One last note - on a few of the logs there is not RAD selection on the Mission Planner log graphs. I’m not sure why this would be the case.

il post this here from your facebook post

TX buff is on the telemetry radio not the flight controller, it tells the flight controller the status of the radios transmission buffer so it can dynamically control the packet rate in order not to overload the radio link and start dropping packets.

This is how you can have a serial rate much higher than the transmission rate without it dropping packets since the radio tells the flight controller how much it can handle in real time.

this stat is only available on some specific radios that are mavlink compatible since they need to interact with the flight controller, the most common are the old 3dr radios and the rfd900.

radios that provide a transparent serial link dont need this as serial speed = link speed.

its totally normal for the buffer to be 80-90% full since it would just speed up the packet rate if it start to drop to keep it there.

check your radio settings are identical, copy the settings from the working copter to the one with issues. its possible its running so slow that its having to slow the link to the point the gps injection stops working.
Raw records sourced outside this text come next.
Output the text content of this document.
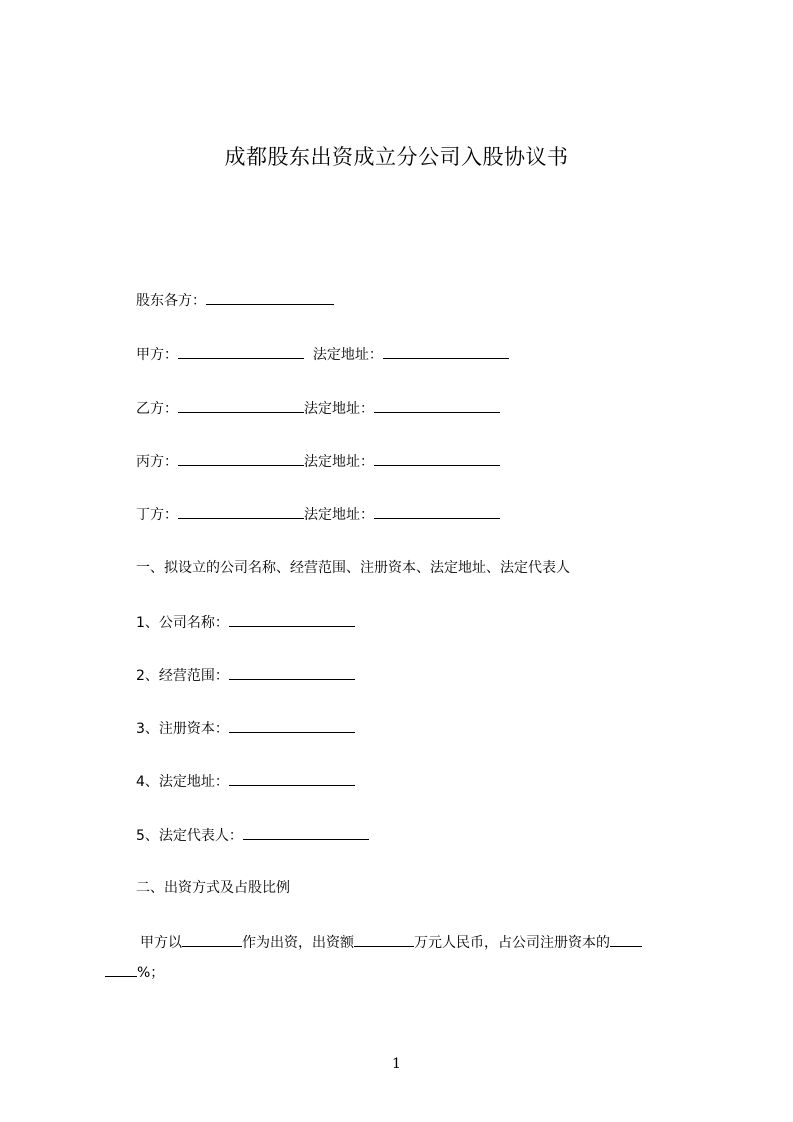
成都股东出资成立分公司入股协议书
股东各方：
甲方：	法定地址：
乙方：	法定地址：
丙方：	法定地址：
丁方：	法定地址：
一、拟设立的公司名称、经营范围、注册资本、法定地址、法定代表人
1、公司名称：
2、经营范围：
3、注册资本：
4、法定地址：
5、法定代表人：
二、出资方式及占股比例
甲方以	作为出资，出资额	万元人民币，占公司注册资本的
%；
1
you need to check the status while its working look for rssi, noise remnoise, remrssi, to see if there are any unusual numbers by comparing between the pair of machines and pairs of radios. you could have a radio with a noisy regulator or something jamming the radio causing it to slow down. I used to see it with original 3dr radios that had a usb chip that would jam 433 radios.
the txbuf message is sent as a mavlink radio status packet.